Plutôt que de résister à la marche de l’IA, une approche alternative consiste à modifier fondamentalement les systèmes sociaux et économiques responsables de la distribution de ses gains. Certaines visions radicales, telles que le “communisme de luxe entièrement automatisé” proposé par l’auteur britannique Aaron Bastani, accueillent le progrès technologique, envisageant un avenir avec plus de loisirs et des niveaux de vie plus élevés. Bastani, cependant, préfère les “services de base universels” à un revenu de base universel. Selon ce modèle, les services essentiels tels que les transports publics, les soins de santé, l’éducation et l’énergie seraient fournis directement aux citoyens gratuitement, plutôt que de donner de l’argent aux gens pour les acheter. Cette approche nécessiterait un changement significatif dans la façon dont l’IA et d’autres technologies sont appliquées, socialisant efficacement leur utilisation pour s’assurer qu’elles répondent directement aux besoins collectifs.

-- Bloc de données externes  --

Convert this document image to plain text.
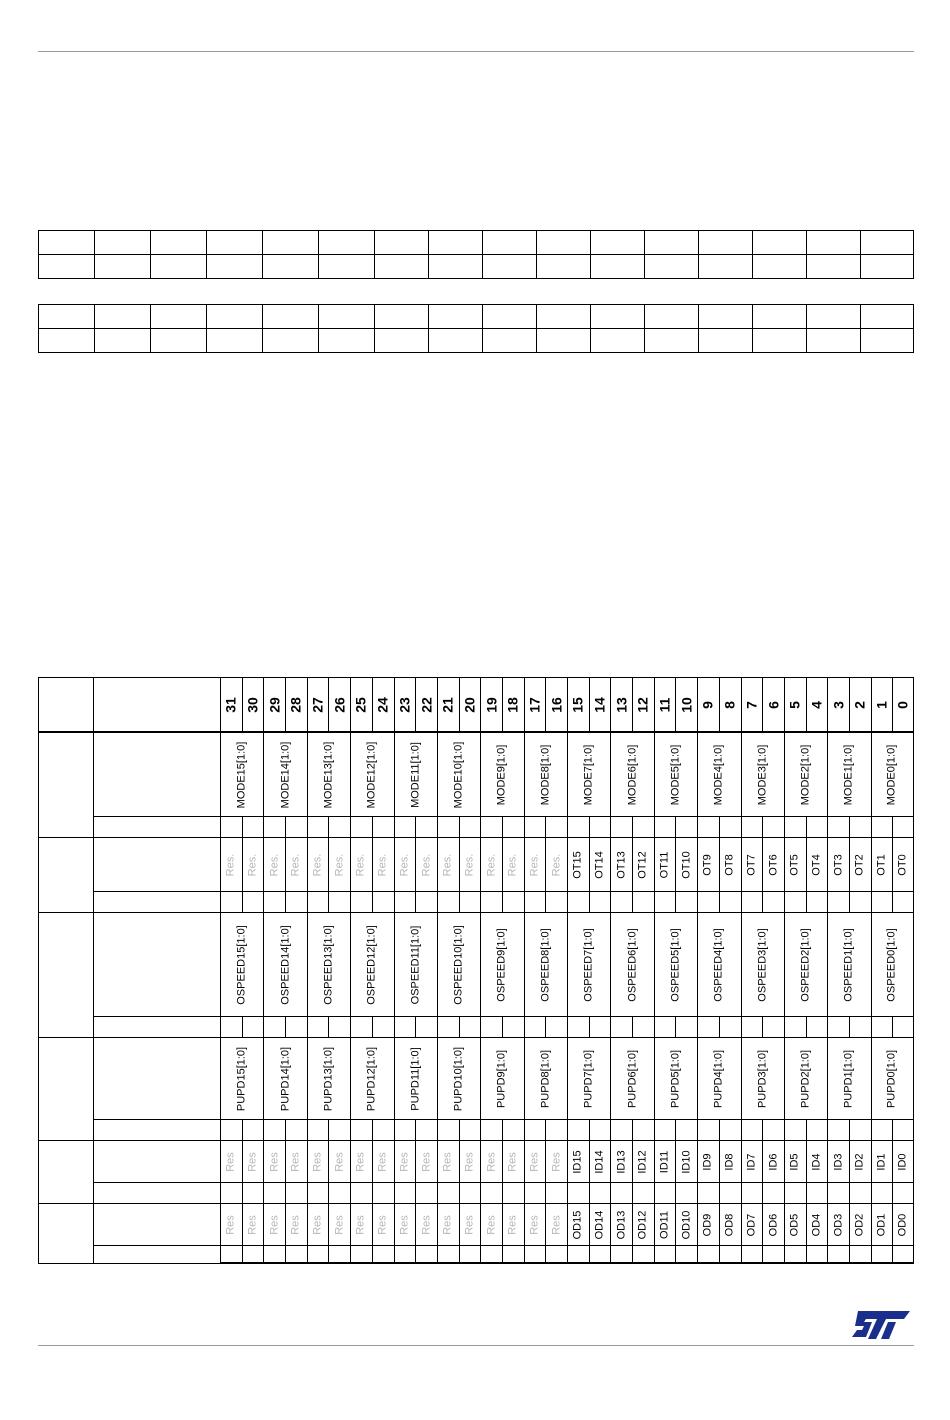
31 30 29 28 27 26 25 24 23 22 21 20 19 18 17 16 15 14 13 12 11 10 9 8 7 6 5 4 3 2 1 0
MODE15[1:0]	MODE14[1:0]	MODE13[1:0]	MODE12[1:0]	MODE11[1:0]	MODE10[1:0]	MODE9[1:0]	MODE8[1:0]	MODE7[1:0]	MODE6[1:0]	MODE5[1:0]	MODE4[1:0]	MODE3[1:0]	MODE2[1:0]	MODE1[1:0]	MODE0[1:0]
Res. Res. Res. Res. Res. Res. Res. Res. Res. Res. Res. Res. Res. Res. Res. Res. OT15 OT14 OT13 OT12 OT11 OT10 OT9 OT8 OT7 OT6 OT5 OT4 OT3 OT2 OT1 OT0
OSPEED15[1:0]	OSPEED14[1:0]	OSPEED13[1:0]	OSPEED12[1:0]	OSPEED11[1:0]	OSPEED10[1:0]	OSPEED9[1:0]	OSPEED8[1:0]	OSPEED7[1:0]	OSPEED6[1:0]	OSPEED5[1:0]	OSPEED4[1:0]	OSPEED3[1:0]	OSPEED2[1:0]	OSPEED1[1:0]	OSPEED0[1:0]
PUPD15[1:0]	PUPD14[1:0]	PUPD13[1:0]	PUPD12[1:0]	PUPD11[1:0]	PUPD10[1:0]	PUPD9[1:0]	PUPD8[1:0]	PUPD7[1:0]	PUPD6[1:0]	PUPD5[1:0]	PUPD4[1:0]	PUPD3[1:0]	PUPD2[1:0]	PUPD1[1:0]	PUPD0[1:0]
Res Res Res Res Res Res Res Res Res Res Res Res Res Res Res Res ID15 ID14 ID13 ID12 ID11 ID10 ID9 ID8 ID7 ID6 ID5 ID4 ID3 ID2 ID1 ID0
Res Res Res Res Res Res Res Res Res Res Res Res Res Res Res Res OD15 OD14 OD13 OD12 OD11 OD10 OD9 OD8 OD7 OD6 OD5 OD4 OD3 OD2 OD1 OD0
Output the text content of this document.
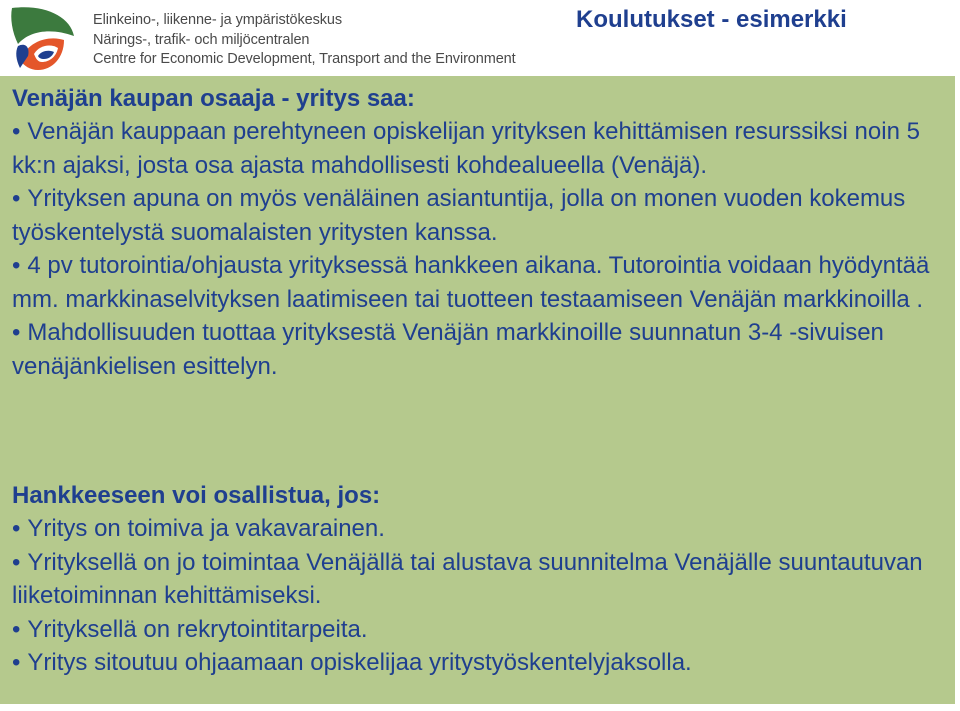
Elinkeino-, liikenne- ja ympäristökeskus
Närings-, trafik- och miljöcentralen
Centre for Economic Development, Transport and the Environment
Koulutukset - esimerkki
Venäjän kaupan osaaja - yritys saa:
• Venäjän kauppaan perehtyneen opiskelijan yrityksen kehittämisen resurssiksi noin 5 kk:n ajaksi, josta osa ajasta mahdollisesti kohdealueella (Venäjä).
• Yrityksen apuna on myös venäläinen asiantuntija, jolla on monen vuoden kokemus työskentelystä suomalaisten yritysten kanssa.
• 4 pv tutorointia/ohjausta yrityksessä hankkeen aikana. Tutorointia voidaan hyödyntää mm. markkinaselvityksen laatimiseen tai tuotteen testaamiseen Venäjän markkinoilla .
• Mahdollisuuden tuottaa yrityksestä Venäjän markkinoille suunnatun 3-4 -sivuisen venäjänkielisen esittelyn.
Hankkeeseen voi osallistua, jos:
• Yritys on toimiva ja vakavarainen.
• Yrityksellä on jo toimintaa Venäjällä tai alustava suunnitelma Venäjälle suuntautuvan liiketoiminnan kehittämiseksi.
• Yrityksellä on rekrytointitarpeita.
• Yritys sitoutuu ohjaamaan opiskelijaa yritystyöskentelyjaksolla.
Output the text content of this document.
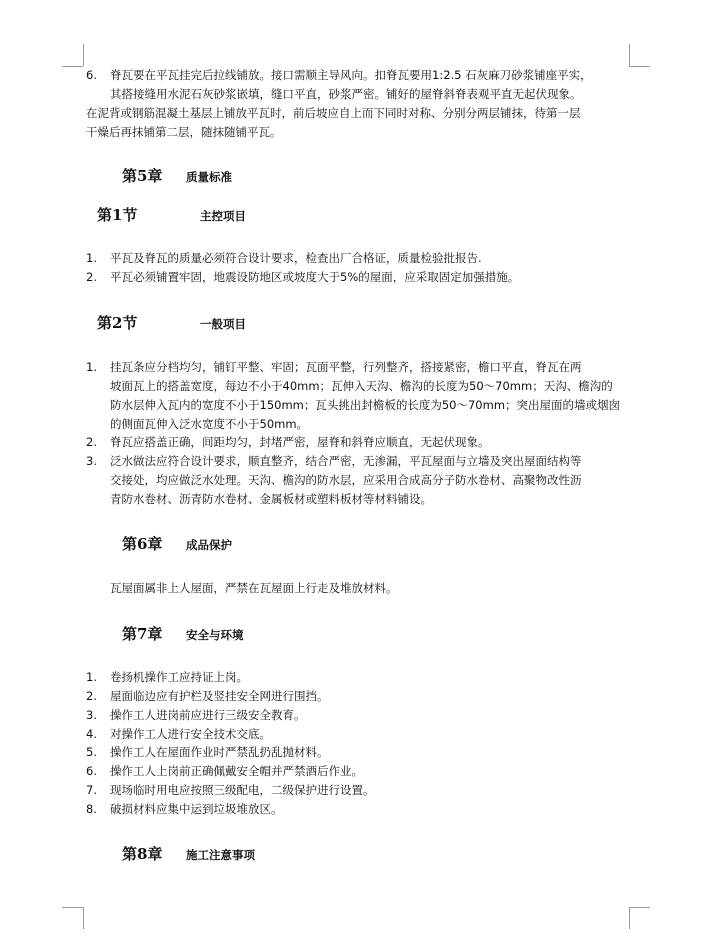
6. 脊瓦要在平瓦挂完后拉线铺放。接口需顺主导风向。扣脊瓦要用1:2.5 石灰麻刀砂浆铺座平实，
其搭接缝用水泥石灰砂浆嵌填，缝口平直，砂浆严密。铺好的屋脊斜脊表观平直无起伏现象。
在泥背或钢筋混凝土基层上铺放平瓦时，前后坡应自上而下同时对称、分别分两层铺抹，待第一层
干燥后再抹铺第二层，随抹随铺平瓦。
第5章 质量标准
第1节	主控项目
1. 平瓦及脊瓦的质量必须符合设计要求，检查出厂合格证，质量检验批报告.
2. 平瓦必须铺置牢固，地震设防地区或坡度大于5%的屋面，应采取固定加强措施。
第2节	一般项目
1. 挂瓦条应分档均匀，铺钉平整、牢固；瓦面平整，行列整齐，搭接紧密，檐口平直，脊瓦在两
坡面瓦上的搭盖宽度，每边不小于40mm；瓦伸入天沟、檐沟的长度为50～70mm；天沟、檐沟的
防水层伸入瓦内的宽度不小于150mm；瓦头挑出封檐板的长度为50～70mm；突出屋面的墙或烟囱
的侧面瓦伸入泛水宽度不小于50mm。
2. 脊瓦应搭盖正确，间距均匀，封堵严密，屋脊和斜脊应顺直，无起伏现象。
3. 泛水做法应符合设计要求，顺直整齐，结合严密，无渗漏，平瓦屋面与立墙及突出屋面结构等
交接处，均应做泛水处理。天沟、檐沟的防水层，应采用合成高分子防水卷材、高聚物改性沥
青防水卷材、沥青防水卷材、金属板材或塑料板材等材料铺设。
第6章 成品保护
瓦屋面属非上人屋面，严禁在瓦屋面上行走及堆放材料。
第7章 安全与环境
1. 卷扬机操作工应持证上岗。
2. 屋面临边应有护栏及竖挂安全网进行围挡。
3. 操作工人进岗前应进行三级安全教育。
4. 对操作工人进行安全技术交底。
5. 操作工人在屋面作业时严禁乱扔乱抛材料。
6. 操作工人上岗前正确佩戴安全帽并严禁酒后作业。
7. 现场临时用电应按照三级配电，二级保护进行设置。
8. 破损材料应集中运到垃圾堆放区。
第8章 施工注意事项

En fin de compte, les propositions de revenu de base universel ou de services soulignent que l’IA, à elle seule, est peu susceptible d’inaugurer une utopie. Comme le suggèrent certains analystes, l’interaction de l’avancement technologique et des pressions écologiques pourrait conduire à des futurs très différents, non seulement en termes de capacité productive collective, mais aussi dans la détermination politique de qui en bénéficie et dans quelles conditions. L’immense pouvoir concentré entre les mains des milliardaires de la technologie et de leurs entreprises soulève des inquiétudes quant à un glissement potentiel vers ce que certains décrivent comme le “technoféodalisme”, où le contrôle de la technologie et des plateformes en ligne supplante les marchés traditionnels et les processus démocratiques par de nouvelles formes d’autoritarisme. Attendre passivement un “nirvana” technologique risque de négliger les possibilités immédiates. La réalité est que l’humanité possède déjà les moyens de nourrir tout le monde et de mettre fin à la pauvreté ; nous n’avons pas besoin de l’IA pour éclairer ces solutions existantes.